These rules hold recursively in an object hierarhcy. An object with sub-objects (data members) is an example of such a hierarchy. Instead of being a data member, a sub-object can be a base class sub-object.

The constructor's responsibility is technically to transform a piece of raw memory into a typed and meaningful object (constrast this with a copy assignment operator, which replaces an existing value with a new one, possibly deallocating earlier allocated memory). At the design level the constructor's main responsibility is to establish the class invariant, whatever you can assume about the state of the object between calls to public methods. The destructor's job is to clean up, e.g. to free resources.

Construction failure is, from the language point of view, when a constructor throws an exception.

A new-expression provides a transactional-like very strong coupling between memory allocation and construction. It allows you to provide two set of arguments: a first set of arguments for the allocation function, and a second set of arguments for the constructor. Except for the case noted below, if the constructor fails then the memory is automatically deallocated and the exception is propagated.

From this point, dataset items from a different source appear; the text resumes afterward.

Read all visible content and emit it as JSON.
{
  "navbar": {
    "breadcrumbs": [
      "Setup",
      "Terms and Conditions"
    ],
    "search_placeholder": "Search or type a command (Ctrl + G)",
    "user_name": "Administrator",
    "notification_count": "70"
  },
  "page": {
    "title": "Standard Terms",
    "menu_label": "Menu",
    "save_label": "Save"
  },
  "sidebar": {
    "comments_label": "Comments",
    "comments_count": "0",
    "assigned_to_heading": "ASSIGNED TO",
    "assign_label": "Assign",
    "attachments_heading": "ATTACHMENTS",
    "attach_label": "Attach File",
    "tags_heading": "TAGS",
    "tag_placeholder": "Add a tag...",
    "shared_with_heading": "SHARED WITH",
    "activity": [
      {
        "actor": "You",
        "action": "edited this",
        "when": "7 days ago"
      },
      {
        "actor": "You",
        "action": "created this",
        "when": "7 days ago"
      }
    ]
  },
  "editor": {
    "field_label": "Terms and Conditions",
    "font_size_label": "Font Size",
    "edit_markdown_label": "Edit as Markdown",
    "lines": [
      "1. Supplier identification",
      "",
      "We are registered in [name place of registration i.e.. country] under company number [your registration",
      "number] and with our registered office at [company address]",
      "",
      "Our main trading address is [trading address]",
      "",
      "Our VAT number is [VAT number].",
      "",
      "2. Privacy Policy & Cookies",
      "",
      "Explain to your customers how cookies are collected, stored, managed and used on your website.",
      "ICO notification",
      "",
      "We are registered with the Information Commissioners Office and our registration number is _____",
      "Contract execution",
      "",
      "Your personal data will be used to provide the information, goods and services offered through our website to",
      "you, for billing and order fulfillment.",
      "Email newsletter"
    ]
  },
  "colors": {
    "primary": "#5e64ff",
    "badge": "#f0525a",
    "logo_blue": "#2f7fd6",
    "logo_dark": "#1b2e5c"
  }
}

I.e. in general either both succeed, or any side-effects are undone and the calling code informed of the failure.

The single exception where the cleanup is not done, is where you have defined a custom allocation function, a so called "placement new" operator, and failed to provide a corresponding deallocation function. I do not know the reason why the custom deallocation function is needed, and indeed, this is the only circumstance where it's implicitly called.

Answer 4

In your method bar(A a), it is the copy constructor A(const A& a) that is called. If you have not declare it, it is implicitely created by the compiler and calls the copy constructor for each member.

Just add this method:

A(const A& a){
  m_iValue = a.value;
  cout << "Copy constructor called on " << this << endl;
}

Answer 5

Its always fun to just simply put print statements in your constructor and destructor to see them operate on run time. A lot of good answers above so I wont say anything, but doing this helped me early on in my programming career.